LIVERPOOL: As a forward, it is rather apt that Gabriel Jesus does not want to dwell too much on the past.
This may be due to a debut World Cup that did not go as planned for the Brazil striker. Or, subsequently, a new season with Manchester City where the 21-year-old has played only a bit-part role for the Premier League champions.
Frustrated, disappointed, Jesus is determined to keep his emotions in check and focus on the challenges ahead.
They start this week with a return to the international fold and a trip to Saudi Arabia where Brazil will face the host nation on Friday in Riyadh and their arch-rivals Argentina in Jeddah four days later.
Having been left out of the squad for September games with the US and El Salvador, Jesus told Arab News exclusively: “I’m very happy to be back with the national team for these games.

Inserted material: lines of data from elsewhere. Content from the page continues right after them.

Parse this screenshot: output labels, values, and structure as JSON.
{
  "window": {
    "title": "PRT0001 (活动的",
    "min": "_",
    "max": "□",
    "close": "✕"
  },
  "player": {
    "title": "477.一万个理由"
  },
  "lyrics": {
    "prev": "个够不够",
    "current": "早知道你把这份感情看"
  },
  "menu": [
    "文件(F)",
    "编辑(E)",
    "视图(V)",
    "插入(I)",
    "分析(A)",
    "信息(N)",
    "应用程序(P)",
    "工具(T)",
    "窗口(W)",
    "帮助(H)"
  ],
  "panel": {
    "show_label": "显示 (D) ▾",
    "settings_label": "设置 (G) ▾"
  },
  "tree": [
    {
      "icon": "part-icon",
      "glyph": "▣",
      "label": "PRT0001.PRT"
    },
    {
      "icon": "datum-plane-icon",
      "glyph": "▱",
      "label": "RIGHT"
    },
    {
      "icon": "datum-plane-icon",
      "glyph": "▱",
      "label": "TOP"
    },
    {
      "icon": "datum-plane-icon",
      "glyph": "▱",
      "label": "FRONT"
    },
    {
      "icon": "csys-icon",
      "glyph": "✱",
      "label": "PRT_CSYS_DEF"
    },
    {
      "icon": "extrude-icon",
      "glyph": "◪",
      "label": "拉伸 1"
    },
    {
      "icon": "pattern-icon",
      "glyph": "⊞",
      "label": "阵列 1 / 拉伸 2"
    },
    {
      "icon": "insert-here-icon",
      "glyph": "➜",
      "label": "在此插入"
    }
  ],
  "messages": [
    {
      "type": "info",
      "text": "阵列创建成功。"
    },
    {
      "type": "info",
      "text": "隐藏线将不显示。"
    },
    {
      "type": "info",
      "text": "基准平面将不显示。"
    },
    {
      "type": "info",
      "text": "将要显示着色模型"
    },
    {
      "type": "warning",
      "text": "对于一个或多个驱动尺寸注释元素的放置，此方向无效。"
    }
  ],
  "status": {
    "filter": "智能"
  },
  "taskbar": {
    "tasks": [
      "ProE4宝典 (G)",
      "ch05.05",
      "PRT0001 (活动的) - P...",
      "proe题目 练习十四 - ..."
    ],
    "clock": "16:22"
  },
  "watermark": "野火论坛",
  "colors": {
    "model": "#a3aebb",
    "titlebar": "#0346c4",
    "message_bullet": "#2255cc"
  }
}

“I haven’t watched much of Saudi Arabia, but football has changed a lot and there aren’t easy teams anymore.
“I reckon they are a strong team and I know every team that faces Brazil really wants to beat us. We need to prepare for this game properly and then play really well to get the win against them.
“Argentina? It’s a ‘Clasico’ game for us, and also for them. It’s a big rivalry between us. We need to play our football, prepare the game well and play at our best because we are facing a great national team with great players.
“I just hope it can be a great show for the supporters and we are able to win.”
Saudi Arabia ended their World Cup with a well-deserved win over Egypt in Russia.
Under coach Tite, Brazil are rebuilding after a World Cup in Russia where they lost to Belgium in the quarterfinals and failed to justify their tag as favorites.
Despite helping City secure a record-breaking title success, Jesus also failed to score in his five appearances and admitted: “The World Cup didn’t go the way I wanted, but that is a past episode in my career. I overcame that, I learnt from it.
“I always said that playing in the World Cup is a dream for every player.
“I went with the thought of winning the World Cup, to do a good job there with the rest of my team-mates. It didn’t happen the way we wanted to.
“With Brazil, the expectations are always really high, the yardstick is always high for all the players.
“If that happens, it is because we have proved that we are able to win the competition. Unfortunately, we didn’t win it, but now it’s heads up and we have to look forward to keeping Brazil where it deserves to be (at the top).”
This time a year ago Jesus was feted as Brazilian football’s next striking sensation when he scored twice in a 3-0 World Cup qualifying win over Chile.
Handed the iconic No. 9 shirt worn by legends such as Ronaldo, teammate Neymar once said that after Lionel Messi, compatriot Jesus was the second most skilful player he had played with.
Having lived in a Sao Paulo favela until he was 16 and brought up by mother Vera Lucia in a single-parent family, Jesus is used to battling to fulfil his dreams.
He is now hoping the internationals will allow him to find the form to persuade City manager Pep Guardiola to give him more starts.
Just two have come in the league and Jesus saw a cameo in Sunday’s 0-0 draw at Liverpool overshadowed by a missed penalty from Riyad Mahrez that ended with Guardiola apologizing for not allowing him to take it.
“Pep Guardiola and the coaching staff decided that Riyad was going to take the penalty,” he revealed.
“Obviously I’m not happy. Like Riyad, I’ve been practicing (taking penalties). I would like to have taken it. I was confident, so I was not happy that they did not allow me.
“Pep spoke with me. This is part of football, sometimes these things happen. I will support Riyad if the manager chooses him again.”
“In the end, we drew, we didn't lose, we stay top of the table, and that's what matters.”
Riyad Mahrez's penalty miss against Liverpool on Sunday cost Manchester City three points.
City remain top on goal difference from Chelsea and Liverpool and Jesus - a £27 million signing from Palmeiras in January, 2017 - added: “It's very difficult to win here at Anfield, but not impossible. For small details we didn't manage to win, but I think we were better than Liverpool overall.”
“Obviously, I'm not completely happy for not playing regularly. But I'm happy with my training sessions.
“People usually don't see us training, they only see the games. When I don't play, I'm not happy, but I keep training hard and keep being focused so when my opportunity arrives I can make the most of it. Now it's time to focus on the national team.
“I hope I can now return to play the same football I have always played with the national team.”